Coup de tonnerre ! Amazon va cesser de livrer les produits non-essentiels aux consommateurs, en France et en Italie. « Nous devons concentrer les capacités disponibles sur les articles les plus prioritaires et, à compter d’aujourd’hui, temporairement cesser de prendre des commandes sur certains produits, a indiqué le groupe dans un communiqué. Les employés de nos centres de distribution se concentreront sur la réception et l’expédition des produits dont les clients ont le plus besoin à l’heure actuelle. » C’est-à-dire les produits d’hygiène ou de base pour la maison. A noter que cette nouvelle politique ne s’applique que pour les nouvelles commandes. Les achats qui ont déjà été passés seront donc bien livrés aux clients. Autre point important, ce dispositif ne s’applique que pour les produits commandés directement auprès d’Amazon, ou auprès des vendeurs tiers qui chargent Amazon de stocker et expédier les commandes. Autrement dit, les vendeurs tiers qui ne passent pas par la logistique d’Amazon pour stocker et envoyer leurs produits, vont continuer de fonctionner normalement.

Distorsion de concurrence

La décision prise aujourd’hui par Amazon n’est pas anodine. Ces derniers jours, de plus en plus de voix ont commencé à se faire entendre pour dénoncer la distorsion de concurrence qui pouvait exister entre la firme de Seattle, qui recrute à tour de bras et enregistre des ventes records, et les commerces dits non essentiels qui n’ont eux plus le droit d’ouvrir leurs portes. Et notamment le Syndicat de la librairie française (SLF), qui s’interroge toujours aujourd’hui sur la pertinence de continuer à vendre des livres pendant cette période de confinement. « Si la vente de livres en librairie n’est pas « indispensable » à la vie de la nation, pourquoi la vente de livres par Amazon ou un hypermarché l’est-elle ? », questionne-t-elle à travers un communiqué publié jeudi 19 mars.

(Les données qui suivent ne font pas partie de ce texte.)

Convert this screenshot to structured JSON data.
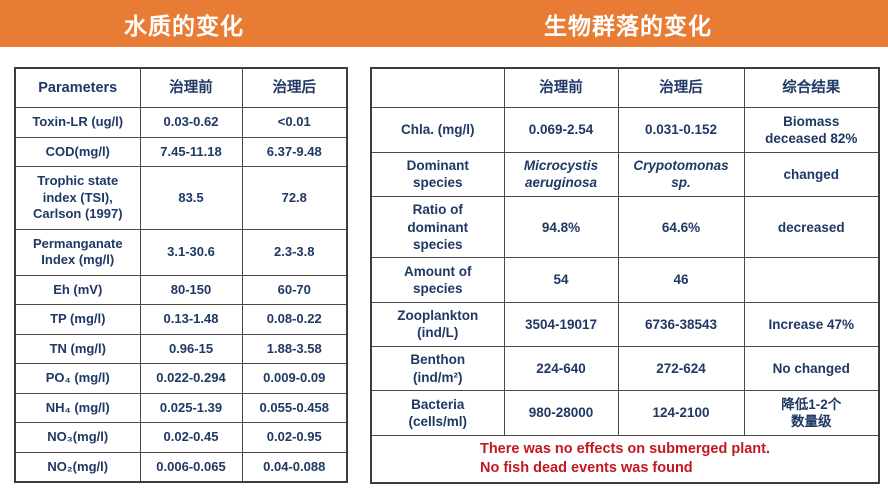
{
  "header": {
    "left_title": "水质的变化",
    "right_title": "生物群落的变化"
  },
  "colors": {
    "accent_orange": "#E87C35",
    "text_navy": "#1F3864",
    "note_red": "#C31722",
    "border_gray": "#4a4a4a"
  },
  "water_quality_table": {
    "headers": [
      "Parameters",
      "治理前",
      "治理后"
    ],
    "rows": [
      {
        "cells": [
          "Toxin-LR (ug/l)",
          "0.03-0.62",
          "<0.01"
        ]
      },
      {
        "cells": [
          "COD(mg/l)",
          "7.45-11.18",
          "6.37-9.48"
        ]
      },
      {
        "cells": [
          "Trophic state\nindex (TSI),\nCarlson (1997)",
          "83.5",
          "72.8"
        ]
      },
      {
        "cells": [
          "Permanganate\nIndex (mg/l)",
          "3.1-30.6",
          "2.3-3.8"
        ]
      },
      {
        "cells": [
          "Eh (mV)",
          "80-150",
          "60-70"
        ]
      },
      {
        "cells": [
          "TP (mg/l)",
          "0.13-1.48",
          "0.08-0.22"
        ]
      },
      {
        "cells": [
          "TN (mg/l)",
          "0.96-15",
          "1.88-3.58"
        ]
      },
      {
        "cells": [
          "PO₄ (mg/l)",
          "0.022-0.294",
          "0.009-0.09"
        ]
      },
      {
        "cells": [
          "NH₄ (mg/l)",
          "0.025-1.39",
          "0.055-0.458"
        ]
      },
      {
        "cells": [
          "NO₃(mg/l)",
          "0.02-0.45",
          "0.02-0.95"
        ]
      },
      {
        "cells": [
          "NO₂(mg/l)",
          "0.006-0.065",
          "0.04-0.088"
        ]
      }
    ]
  },
  "bio_community_table": {
    "headers": [
      "",
      "治理前",
      "治理后",
      "综合结果"
    ],
    "rows": [
      {
        "cells": [
          "Chla. (mg/l)",
          "0.069-2.54",
          "0.031-0.152",
          "Biomass\ndeceased 82%"
        ]
      },
      {
        "cells": [
          "Dominant\nspecies",
          "Microcystis\naeruginosa",
          "Crypotomonas\nsp.",
          "changed"
        ],
        "italic_cells": [
          1,
          2
        ]
      },
      {
        "cells": [
          "Ratio of\ndominant\nspecies",
          "94.8%",
          "64.6%",
          "decreased"
        ]
      },
      {
        "cells": [
          "Amount of\nspecies",
          "54",
          "46",
          ""
        ]
      },
      {
        "cells": [
          "Zooplankton\n(ind/L)",
          "3504-19017",
          "6736-38543",
          "Increase 47%"
        ]
      },
      {
        "cells": [
          "Benthon\n(ind/m²)",
          "224-640",
          "272-624",
          "No changed"
        ]
      },
      {
        "cells": [
          "Bacteria\n(cells/ml)",
          "980-28000",
          "124-2100",
          "降低1-2个\n数量级"
        ]
      }
    ],
    "footer_note": "There was no effects on submerged plant.\nNo fish dead events was found"
  }
}
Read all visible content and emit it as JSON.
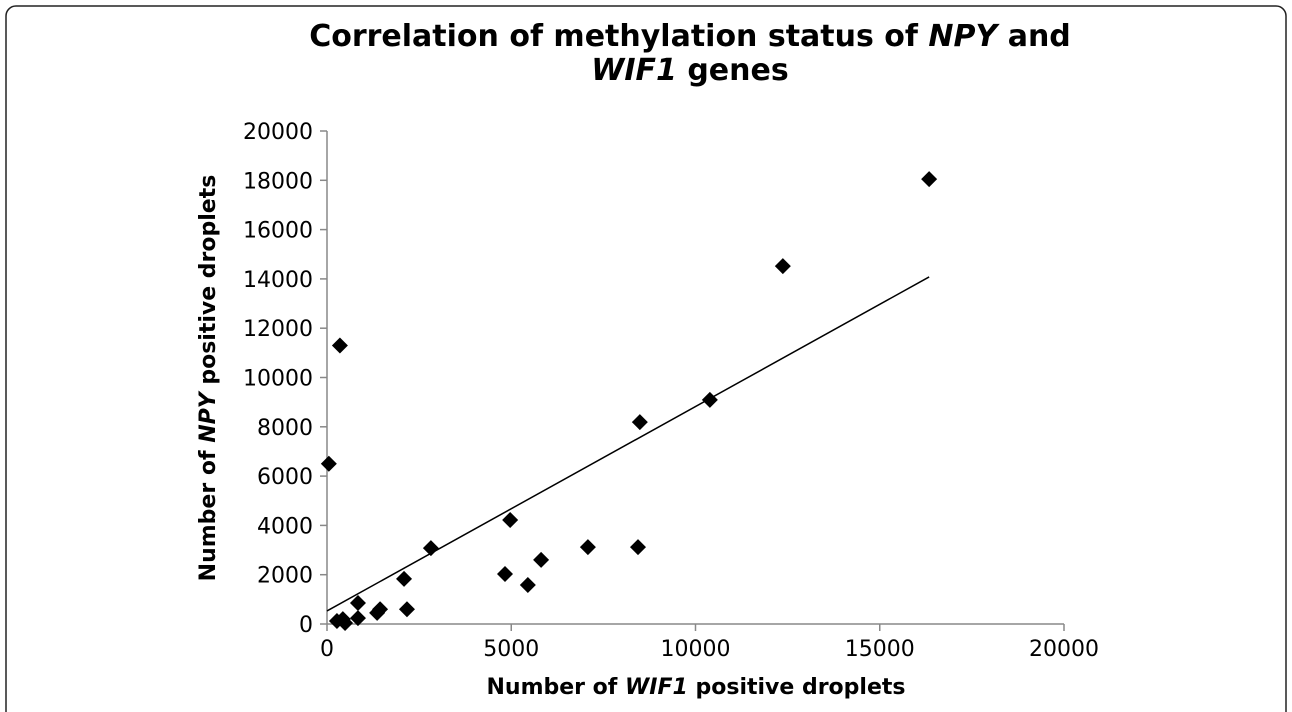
{
  "chart_data": {
    "type": "scatter",
    "title": [
      [
        {
          "text": "Correlation of methylation status of ",
          "italic": false
        },
        {
          "text": "NPY",
          "italic": true
        },
        {
          "text": " and",
          "italic": false
        }
      ],
      [
        {
          "text": "WIF1",
          "italic": true
        },
        {
          "text": " genes",
          "italic": false
        }
      ]
    ],
    "x_label": [
      {
        "text": "Number of ",
        "italic": false
      },
      {
        "text": "WIF1",
        "italic": true
      },
      {
        "text": " positive droplets",
        "italic": false
      }
    ],
    "y_label": [
      {
        "text": "Number of ",
        "italic": false
      },
      {
        "text": "NPY",
        "italic": true
      },
      {
        "text": " positive droplets",
        "italic": false
      }
    ],
    "x": [
      50,
      350,
      270,
      430,
      490,
      840,
      840,
      1360,
      1440,
      2090,
      2170,
      2820,
      4830,
      4970,
      5450,
      5810,
      7080,
      8440,
      8490,
      10390,
      12370,
      16340
    ],
    "values": [
      6500,
      11300,
      120,
      200,
      40,
      240,
      850,
      450,
      600,
      1830,
      600,
      3080,
      2030,
      4220,
      1580,
      2600,
      3120,
      3120,
      8190,
      9090,
      14520,
      18050
    ],
    "color": "#000000",
    "trendline": {
      "x": [
        0,
        16340
      ],
      "values": [
        530,
        14080
      ]
    },
    "xlim": [
      0,
      20000
    ],
    "xticks": [
      0,
      5000,
      10000,
      15000,
      20000
    ],
    "ylim": [
      0,
      20000
    ],
    "yticks": [
      0,
      2000,
      4000,
      6000,
      8000,
      10000,
      12000,
      14000,
      16000,
      18000,
      20000
    ]
  }
}
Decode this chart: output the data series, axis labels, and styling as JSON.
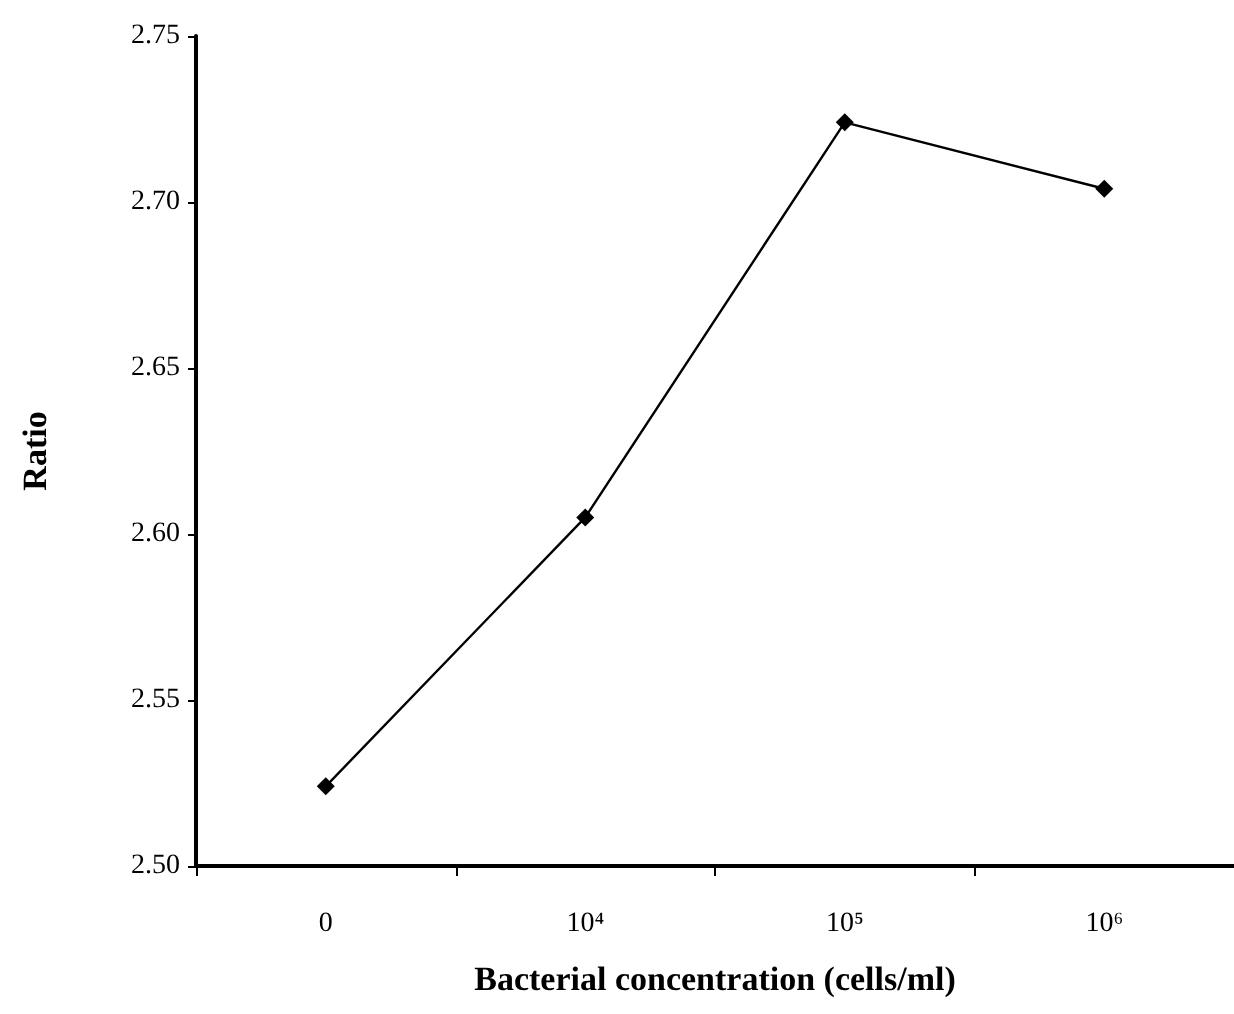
{
  "chart_data": {
    "type": "line",
    "xlabel": "Bacterial concentration (cells/ml)",
    "ylabel": "Ratio",
    "categories": [
      "0",
      "10⁴",
      "10⁵",
      "10⁶"
    ],
    "series": [
      {
        "color": "#000000",
        "values": [
          2.524,
          2.605,
          2.724,
          2.704
        ]
      }
    ],
    "ylim": [
      2.5,
      2.75
    ],
    "yticks": [
      {
        "value": 2.5,
        "label": "2.50"
      },
      {
        "value": 2.55,
        "label": "2.55"
      },
      {
        "value": 2.6,
        "label": "2.60"
      },
      {
        "value": 2.65,
        "label": "2.65"
      },
      {
        "value": 2.7,
        "label": "2.70"
      },
      {
        "value": 2.75,
        "label": "2.75"
      }
    ],
    "marker": "diamond",
    "line_style": "solid",
    "grid": false
  }
}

Lire aussi : Qui sont les clients des librairies indépendantes ?

Risque sanitaire

Au-delà du seul aspect économique, le Syndicat de la librairie française pointe par ailleurs les risques sanitaires inhérents à la vente de produits en ligne. A juste titre, car la commande d’un livre en ligne crée du mouvement. Dans les entrepôts des éditeurs ou dans les magasins appartenant aux e-marchands, les salariés se déplacent et se croisent à longueur de journée, sans compter les livreurs qui se rendent au domicile du client. « Les risques sanitaires engendrés par cette chaîne logistique sont très importants alors que les consignes officielles nous enjoignent à limiter au maximum les contacts », dénonce le SLF. C’est d’ailleurs en ce sens que plusieurs plates-formes de libraires, telles que Librairiesindependantes.com, Leslibraires.fr, Librest, Chezmonlibraire, Librairies-nouvelleaquitaine.com… ont décidé d’interrompre d’elles-mêmes leurs services de commandes pour retrait ou livraison.

Et la question se pose aussi sur les autres secteurs d’activité de ventes en lignes. Que ce soit pour les produits de mode, de cosmétique, d’électroménager, d’ameublement… Amazon, est loin d’être le seul e-marchand en France. Devons-nous légiférer afin que tous les commerces soient sur un même pied d’égalité, ou à l’inverse laisser la possibilité à ceux qui peuvent encore travailler de poursuivre « normalement » leur activité ? Des questions qui en appellent d’autres. Faut-il créer une Covid-Taxe sur ces activités e-commerce, afin de soutenir « l’effort de guerre » ? Ces activités commerciales dites « non essentielles » sont-elles nécessaires pour assurer un minimum d’activité économique ? Après-tout et même si ce n’est pas considéré comme essentiel, la panne sèche d’un téléviseur ou d’un smartphone risque de poser un vrai problème à des personnes isolées et coupées du monde pendant plusieurs semaines. Un service minimum bienvenu et assuré dorénavant par le secteur e-commerce. 

Faut-il interdire la vente en ligne des produits non essentiels ?

Par les temps qui courent et lorsque les règles économiques sont bouleversées du jour au lendemain, peut-on encore se poser la question de concurrence loyale ou déloyale ? Le débat est ouvert.